Setting: Two academic medical centers in California.
Synopsis: This retrospective review of 303 patients who underwent LC for mild gallstone pancreatitis from 2006 to 2011 found 117 (38.6%) underwent early LC and 186 (61.4%) underwent delayed LC (>48 hours after presentation). No significant differences in patient demographics, laboratory values, or admission Ranson scores were found between the groups. The mean LOS was significantly shorter in the early LC group (3.4 days) compared with the delayed LC group (6.3 days), and the delayed LC group had a higher rate of preoperative endoscopic retrograde cholangiopancreatography (ERCP). No differences were found with regard to mortality, complication rates, 30-day readmissions, or conversion to open cholecystectomy.
This study is limited by its retrospective design and potential for uncontrolled confounders. In addition, it did not evaluate preoperative management, postoperative recovery time, or timing of surgical consultation, which could have affected outcomes between the groups. It also is difficult to predict mild gallstone pancreatitis on admission, as some of the Ranson criteria should be calculated at 48 hours, and 5% to 10% of mild gallstone pancreatitis will progress to severe pancreatitis.
Bottom line: Early laparoscopic cholecystectomy (<48 hours of presentation) in mild gallstone pancreatitis is associated with shorter LOS and decreased ERCP use, with no difference in morbidity or mortality.

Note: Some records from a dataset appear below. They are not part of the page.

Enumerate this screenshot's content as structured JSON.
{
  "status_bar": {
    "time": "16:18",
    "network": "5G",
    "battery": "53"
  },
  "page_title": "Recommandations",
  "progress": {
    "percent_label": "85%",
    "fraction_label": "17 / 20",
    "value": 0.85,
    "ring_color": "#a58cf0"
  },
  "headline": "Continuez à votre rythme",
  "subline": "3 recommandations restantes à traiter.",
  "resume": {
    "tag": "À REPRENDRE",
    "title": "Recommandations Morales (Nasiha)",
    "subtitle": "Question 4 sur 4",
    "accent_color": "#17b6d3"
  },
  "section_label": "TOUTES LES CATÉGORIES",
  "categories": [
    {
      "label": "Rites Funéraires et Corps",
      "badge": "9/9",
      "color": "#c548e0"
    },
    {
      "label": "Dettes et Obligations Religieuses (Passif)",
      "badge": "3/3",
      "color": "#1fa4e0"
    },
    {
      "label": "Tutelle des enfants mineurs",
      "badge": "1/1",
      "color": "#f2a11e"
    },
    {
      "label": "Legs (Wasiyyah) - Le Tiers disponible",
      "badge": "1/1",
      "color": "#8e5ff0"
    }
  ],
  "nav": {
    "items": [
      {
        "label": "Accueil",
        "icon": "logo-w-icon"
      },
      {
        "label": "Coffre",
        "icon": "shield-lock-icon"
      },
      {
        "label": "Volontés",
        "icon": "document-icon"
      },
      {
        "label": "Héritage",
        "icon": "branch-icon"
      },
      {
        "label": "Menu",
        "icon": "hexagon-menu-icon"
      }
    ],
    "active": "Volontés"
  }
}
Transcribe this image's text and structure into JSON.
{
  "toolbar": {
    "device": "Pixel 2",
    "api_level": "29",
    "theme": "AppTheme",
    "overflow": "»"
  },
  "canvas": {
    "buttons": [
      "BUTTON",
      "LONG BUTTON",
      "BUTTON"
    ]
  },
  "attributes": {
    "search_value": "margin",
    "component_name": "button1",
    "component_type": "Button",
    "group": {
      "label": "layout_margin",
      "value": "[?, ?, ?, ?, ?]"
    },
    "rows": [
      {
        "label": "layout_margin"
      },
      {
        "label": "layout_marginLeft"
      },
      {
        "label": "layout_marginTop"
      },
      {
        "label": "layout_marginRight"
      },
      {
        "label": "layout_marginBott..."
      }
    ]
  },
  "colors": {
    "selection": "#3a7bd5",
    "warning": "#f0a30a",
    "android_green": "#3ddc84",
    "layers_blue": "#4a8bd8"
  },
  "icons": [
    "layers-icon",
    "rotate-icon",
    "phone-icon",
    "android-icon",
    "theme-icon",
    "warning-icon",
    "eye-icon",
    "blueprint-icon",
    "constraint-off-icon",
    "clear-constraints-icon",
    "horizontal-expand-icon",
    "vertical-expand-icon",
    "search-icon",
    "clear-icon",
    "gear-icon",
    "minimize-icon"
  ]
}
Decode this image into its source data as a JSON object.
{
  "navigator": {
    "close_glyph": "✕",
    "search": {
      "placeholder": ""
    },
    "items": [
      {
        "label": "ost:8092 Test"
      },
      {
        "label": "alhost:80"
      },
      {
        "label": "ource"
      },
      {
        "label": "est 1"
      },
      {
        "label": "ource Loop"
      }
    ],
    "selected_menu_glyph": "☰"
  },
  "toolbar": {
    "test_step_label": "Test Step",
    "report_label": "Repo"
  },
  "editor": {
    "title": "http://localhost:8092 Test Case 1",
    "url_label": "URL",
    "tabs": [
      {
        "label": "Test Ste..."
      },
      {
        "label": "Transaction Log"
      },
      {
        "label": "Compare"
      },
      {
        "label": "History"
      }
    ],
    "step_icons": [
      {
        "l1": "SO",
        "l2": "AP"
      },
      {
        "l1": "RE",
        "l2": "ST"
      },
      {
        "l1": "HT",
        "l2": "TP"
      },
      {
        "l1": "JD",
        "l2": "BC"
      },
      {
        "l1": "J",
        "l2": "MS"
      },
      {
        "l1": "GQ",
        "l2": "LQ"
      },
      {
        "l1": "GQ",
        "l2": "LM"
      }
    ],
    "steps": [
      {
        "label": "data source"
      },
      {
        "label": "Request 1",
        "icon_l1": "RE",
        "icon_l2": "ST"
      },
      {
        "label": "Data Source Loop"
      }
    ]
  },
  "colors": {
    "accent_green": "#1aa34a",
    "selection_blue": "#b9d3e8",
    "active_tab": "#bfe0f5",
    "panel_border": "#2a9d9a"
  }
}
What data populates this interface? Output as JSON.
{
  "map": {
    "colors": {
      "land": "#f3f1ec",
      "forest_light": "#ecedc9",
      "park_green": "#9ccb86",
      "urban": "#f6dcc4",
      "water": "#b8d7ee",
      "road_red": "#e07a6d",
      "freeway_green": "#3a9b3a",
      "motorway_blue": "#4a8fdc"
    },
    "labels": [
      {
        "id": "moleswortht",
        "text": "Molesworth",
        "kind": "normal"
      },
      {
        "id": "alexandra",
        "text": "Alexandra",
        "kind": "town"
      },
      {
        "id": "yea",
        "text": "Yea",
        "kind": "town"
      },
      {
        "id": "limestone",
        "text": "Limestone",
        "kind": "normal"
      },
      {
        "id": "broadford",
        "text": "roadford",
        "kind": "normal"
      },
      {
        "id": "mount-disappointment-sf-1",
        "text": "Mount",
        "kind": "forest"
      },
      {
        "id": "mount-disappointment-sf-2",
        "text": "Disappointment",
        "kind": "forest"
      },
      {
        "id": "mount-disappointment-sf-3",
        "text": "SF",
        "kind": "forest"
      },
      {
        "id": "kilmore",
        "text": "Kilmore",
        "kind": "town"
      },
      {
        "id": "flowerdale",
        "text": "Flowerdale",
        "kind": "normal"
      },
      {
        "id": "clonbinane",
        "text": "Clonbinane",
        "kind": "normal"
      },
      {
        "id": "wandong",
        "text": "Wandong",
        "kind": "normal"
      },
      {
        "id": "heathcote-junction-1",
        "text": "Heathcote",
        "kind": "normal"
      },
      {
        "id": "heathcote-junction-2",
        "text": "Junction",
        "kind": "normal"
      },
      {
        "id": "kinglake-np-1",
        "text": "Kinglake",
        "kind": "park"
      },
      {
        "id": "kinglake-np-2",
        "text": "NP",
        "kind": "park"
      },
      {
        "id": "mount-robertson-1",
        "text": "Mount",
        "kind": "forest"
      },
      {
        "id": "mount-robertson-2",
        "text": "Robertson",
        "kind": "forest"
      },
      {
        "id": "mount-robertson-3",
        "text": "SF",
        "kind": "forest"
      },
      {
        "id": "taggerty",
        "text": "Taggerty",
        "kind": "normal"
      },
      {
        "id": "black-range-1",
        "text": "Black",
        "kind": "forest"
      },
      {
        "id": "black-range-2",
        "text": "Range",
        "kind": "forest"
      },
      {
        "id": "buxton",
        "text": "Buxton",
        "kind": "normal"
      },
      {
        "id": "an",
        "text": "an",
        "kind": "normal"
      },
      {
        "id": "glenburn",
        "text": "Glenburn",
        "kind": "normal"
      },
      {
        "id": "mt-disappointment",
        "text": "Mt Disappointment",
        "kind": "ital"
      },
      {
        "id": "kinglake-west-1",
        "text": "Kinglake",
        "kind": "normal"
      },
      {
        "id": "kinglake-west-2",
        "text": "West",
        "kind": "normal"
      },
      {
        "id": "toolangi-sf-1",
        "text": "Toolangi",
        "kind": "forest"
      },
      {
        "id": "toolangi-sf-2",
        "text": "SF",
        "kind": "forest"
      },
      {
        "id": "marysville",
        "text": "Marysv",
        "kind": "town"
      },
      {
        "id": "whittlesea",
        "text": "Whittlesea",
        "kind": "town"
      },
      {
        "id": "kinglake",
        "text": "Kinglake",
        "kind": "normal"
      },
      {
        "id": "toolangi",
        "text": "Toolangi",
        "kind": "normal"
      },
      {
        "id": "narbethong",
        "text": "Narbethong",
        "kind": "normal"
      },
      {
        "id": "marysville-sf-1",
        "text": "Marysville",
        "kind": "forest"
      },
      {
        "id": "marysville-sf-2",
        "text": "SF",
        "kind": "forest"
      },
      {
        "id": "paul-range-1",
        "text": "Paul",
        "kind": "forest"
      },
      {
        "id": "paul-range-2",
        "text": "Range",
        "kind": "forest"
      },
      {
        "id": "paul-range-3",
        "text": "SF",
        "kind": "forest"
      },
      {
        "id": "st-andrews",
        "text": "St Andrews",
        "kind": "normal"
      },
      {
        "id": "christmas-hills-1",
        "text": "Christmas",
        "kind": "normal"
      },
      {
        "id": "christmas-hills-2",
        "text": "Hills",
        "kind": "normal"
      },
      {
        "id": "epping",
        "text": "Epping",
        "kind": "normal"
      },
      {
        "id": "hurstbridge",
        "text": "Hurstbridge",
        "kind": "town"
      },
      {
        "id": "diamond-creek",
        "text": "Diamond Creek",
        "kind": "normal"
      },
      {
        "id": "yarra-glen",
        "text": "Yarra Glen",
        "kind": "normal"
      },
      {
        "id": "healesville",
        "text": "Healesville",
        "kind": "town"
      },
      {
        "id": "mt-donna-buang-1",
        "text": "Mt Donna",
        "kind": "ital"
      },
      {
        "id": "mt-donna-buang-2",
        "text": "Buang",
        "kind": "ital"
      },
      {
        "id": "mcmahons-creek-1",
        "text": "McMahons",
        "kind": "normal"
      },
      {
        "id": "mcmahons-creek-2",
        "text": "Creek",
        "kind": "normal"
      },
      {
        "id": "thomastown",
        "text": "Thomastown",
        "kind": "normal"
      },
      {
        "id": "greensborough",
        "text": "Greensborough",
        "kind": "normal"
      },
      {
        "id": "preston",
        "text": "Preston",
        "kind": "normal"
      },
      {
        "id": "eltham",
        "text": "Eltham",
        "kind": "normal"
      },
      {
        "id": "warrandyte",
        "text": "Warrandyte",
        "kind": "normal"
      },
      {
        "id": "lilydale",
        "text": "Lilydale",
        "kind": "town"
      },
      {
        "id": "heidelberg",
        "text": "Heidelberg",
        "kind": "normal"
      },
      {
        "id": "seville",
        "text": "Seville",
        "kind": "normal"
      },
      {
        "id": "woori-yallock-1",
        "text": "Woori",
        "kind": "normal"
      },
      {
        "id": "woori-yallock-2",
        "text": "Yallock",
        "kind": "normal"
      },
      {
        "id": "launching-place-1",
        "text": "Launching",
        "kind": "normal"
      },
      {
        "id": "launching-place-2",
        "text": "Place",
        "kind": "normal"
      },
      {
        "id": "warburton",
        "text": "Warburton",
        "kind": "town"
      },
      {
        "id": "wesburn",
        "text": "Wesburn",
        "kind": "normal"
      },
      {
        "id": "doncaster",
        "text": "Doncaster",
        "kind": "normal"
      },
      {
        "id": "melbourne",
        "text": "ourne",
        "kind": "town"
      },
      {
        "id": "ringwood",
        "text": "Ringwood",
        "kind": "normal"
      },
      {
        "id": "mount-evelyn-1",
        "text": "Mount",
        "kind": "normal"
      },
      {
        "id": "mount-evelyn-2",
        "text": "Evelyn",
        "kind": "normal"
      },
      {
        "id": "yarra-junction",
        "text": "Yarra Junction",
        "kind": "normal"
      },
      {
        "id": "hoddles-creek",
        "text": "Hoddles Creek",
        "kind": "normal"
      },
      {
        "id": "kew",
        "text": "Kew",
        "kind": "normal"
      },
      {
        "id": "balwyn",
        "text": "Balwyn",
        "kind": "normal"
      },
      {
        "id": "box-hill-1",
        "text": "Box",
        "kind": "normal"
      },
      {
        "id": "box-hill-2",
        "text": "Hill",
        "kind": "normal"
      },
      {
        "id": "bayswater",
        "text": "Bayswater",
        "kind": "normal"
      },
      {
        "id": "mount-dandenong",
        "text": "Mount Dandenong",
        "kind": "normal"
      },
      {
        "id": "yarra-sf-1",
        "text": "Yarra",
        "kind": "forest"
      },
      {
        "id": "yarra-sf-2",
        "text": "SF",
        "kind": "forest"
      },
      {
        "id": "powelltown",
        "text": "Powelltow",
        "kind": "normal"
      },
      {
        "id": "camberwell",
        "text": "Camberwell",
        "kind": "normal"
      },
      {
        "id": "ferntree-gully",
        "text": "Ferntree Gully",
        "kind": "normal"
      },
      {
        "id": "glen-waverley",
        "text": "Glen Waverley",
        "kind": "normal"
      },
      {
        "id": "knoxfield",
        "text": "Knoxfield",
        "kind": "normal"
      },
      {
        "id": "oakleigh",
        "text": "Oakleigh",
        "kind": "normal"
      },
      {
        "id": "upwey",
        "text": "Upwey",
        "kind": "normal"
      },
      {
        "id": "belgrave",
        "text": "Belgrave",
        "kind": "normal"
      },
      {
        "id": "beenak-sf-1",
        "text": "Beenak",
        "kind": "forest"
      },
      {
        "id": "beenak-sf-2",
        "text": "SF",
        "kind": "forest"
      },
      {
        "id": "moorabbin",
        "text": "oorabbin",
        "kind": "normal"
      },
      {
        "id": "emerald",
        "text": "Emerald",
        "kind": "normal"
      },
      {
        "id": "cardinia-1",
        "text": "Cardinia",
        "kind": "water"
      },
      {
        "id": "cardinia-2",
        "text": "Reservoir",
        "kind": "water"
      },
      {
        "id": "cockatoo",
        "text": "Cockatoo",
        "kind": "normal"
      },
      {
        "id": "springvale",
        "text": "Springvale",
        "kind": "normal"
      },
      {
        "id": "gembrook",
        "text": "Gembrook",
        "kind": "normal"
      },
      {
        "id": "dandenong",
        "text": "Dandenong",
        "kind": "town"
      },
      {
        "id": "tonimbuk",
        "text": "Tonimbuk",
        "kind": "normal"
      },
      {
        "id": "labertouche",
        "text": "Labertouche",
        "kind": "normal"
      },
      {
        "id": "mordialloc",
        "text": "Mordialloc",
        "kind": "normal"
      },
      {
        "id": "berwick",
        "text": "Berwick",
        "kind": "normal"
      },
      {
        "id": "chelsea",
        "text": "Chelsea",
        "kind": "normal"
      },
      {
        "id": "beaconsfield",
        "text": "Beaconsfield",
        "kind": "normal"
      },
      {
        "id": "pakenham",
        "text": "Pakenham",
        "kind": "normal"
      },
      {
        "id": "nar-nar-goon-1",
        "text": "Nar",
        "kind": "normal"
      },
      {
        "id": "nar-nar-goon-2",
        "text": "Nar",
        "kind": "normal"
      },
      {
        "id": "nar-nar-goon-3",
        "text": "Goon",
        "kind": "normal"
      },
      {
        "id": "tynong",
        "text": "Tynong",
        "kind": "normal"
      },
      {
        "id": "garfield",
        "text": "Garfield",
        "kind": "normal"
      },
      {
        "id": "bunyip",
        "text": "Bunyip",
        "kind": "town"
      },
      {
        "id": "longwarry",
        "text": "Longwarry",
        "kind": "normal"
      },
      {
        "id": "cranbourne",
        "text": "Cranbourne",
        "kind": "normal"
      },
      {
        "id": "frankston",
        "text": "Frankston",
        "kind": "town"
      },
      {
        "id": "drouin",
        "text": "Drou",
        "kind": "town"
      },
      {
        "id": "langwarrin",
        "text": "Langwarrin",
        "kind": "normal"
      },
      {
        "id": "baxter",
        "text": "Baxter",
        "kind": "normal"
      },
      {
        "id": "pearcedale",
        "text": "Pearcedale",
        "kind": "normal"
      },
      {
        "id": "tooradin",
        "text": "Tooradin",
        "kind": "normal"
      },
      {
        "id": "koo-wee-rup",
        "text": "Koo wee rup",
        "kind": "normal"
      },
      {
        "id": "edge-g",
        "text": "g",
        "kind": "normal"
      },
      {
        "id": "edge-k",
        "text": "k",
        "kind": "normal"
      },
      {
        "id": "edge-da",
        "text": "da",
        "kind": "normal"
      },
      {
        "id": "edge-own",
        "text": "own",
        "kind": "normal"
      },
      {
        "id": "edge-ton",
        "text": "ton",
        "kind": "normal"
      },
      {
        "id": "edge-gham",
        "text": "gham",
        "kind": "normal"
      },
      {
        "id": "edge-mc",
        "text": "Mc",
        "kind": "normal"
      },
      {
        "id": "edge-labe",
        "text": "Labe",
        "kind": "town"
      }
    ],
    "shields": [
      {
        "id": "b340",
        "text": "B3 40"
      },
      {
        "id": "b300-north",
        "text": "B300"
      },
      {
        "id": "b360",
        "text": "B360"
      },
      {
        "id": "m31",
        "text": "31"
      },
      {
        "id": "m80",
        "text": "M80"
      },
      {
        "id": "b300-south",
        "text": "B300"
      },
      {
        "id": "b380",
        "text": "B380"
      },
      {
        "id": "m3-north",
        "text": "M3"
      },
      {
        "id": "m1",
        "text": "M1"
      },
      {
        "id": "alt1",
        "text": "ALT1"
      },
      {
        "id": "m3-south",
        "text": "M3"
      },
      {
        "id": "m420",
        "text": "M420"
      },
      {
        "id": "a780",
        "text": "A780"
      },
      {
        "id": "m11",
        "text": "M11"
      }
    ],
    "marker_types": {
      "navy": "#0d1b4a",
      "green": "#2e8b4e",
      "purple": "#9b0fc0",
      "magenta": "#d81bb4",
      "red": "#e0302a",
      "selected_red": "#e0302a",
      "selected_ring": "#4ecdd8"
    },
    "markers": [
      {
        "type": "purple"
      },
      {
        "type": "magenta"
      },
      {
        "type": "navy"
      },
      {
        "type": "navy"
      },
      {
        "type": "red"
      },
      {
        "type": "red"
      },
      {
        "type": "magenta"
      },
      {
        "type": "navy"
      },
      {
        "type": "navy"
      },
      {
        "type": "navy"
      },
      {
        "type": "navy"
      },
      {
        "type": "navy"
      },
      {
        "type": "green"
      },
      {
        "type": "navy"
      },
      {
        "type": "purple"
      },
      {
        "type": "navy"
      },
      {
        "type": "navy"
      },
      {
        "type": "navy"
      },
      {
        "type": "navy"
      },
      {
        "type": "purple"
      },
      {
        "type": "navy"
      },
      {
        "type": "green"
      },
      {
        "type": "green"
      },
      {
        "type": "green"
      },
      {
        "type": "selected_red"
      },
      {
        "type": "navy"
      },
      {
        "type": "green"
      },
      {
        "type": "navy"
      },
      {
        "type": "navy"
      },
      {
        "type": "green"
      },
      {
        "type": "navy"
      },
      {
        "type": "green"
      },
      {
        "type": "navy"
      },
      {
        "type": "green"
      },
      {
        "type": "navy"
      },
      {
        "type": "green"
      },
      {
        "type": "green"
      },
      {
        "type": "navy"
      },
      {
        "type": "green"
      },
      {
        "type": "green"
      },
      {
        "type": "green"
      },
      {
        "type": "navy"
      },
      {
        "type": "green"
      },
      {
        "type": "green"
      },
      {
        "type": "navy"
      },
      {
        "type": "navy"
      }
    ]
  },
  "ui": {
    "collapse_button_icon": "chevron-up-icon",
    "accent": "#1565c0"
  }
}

Citation: Faylor AE, de Virgilio C, Stabile BE, et al. Early laparoscopic cholecystectomy for mild gallstone pancreatitis. Time for a paradigm shift. Arch Surg. 2012;16:1-5.
Low-Dose Steroids in Shock Patients
Clinical question: Do low-dose corticosteroids improve mortality or shock reversal in adults with septic shock?
Background: Several trials have been published to evaluate the efficacy of low-dose corticosteroids in septic shock.
Study design: Systemic review and meta-analysis of randomized controlled trials.
Setting: Not identified.
Synopsis: Seven randomized controlled trials that utilized low-dose corticosteroids and reported either mortality or time-to-shock reversal in adults with septic shock were included in this review. Shock reversal was not consistently defined across trials but included time to withdrawal of vasopressors, proportion of patients on vasopressors on Day 3, or stable systolic blood pressure of >90 mm Hg for at least 24 hours without vasopressor support.
Pooled results found a significant improvement in shock reversal after low-dose corticosteroid administration (300 mg hydrocortisone in 24 hours [relative risk=1.17, 95% CI, 1.07-1.28]). Pooled results from six studies (n=965) did not find a significant difference in
mortality among those receiving low-dose corticosteroids.
Of note, two of the seven studies represented a disproportionate number of included patients, and the search only included the MEDLINE database, so some randomized controlled trials might have been missed.
Bottom line: Low-dose corticosteroids might reverse shock faster, but they do not improve mortality.
Citation: Sherwin RL, Garcia AJ, Bilkovski R. Do low-dose corticosteroids improve mortality or shock reversal in patients with septic shock? A systemic review and position statement prepared for the American Academy of Emergency Medicine. J Emerg Med. 2012;43:7-12.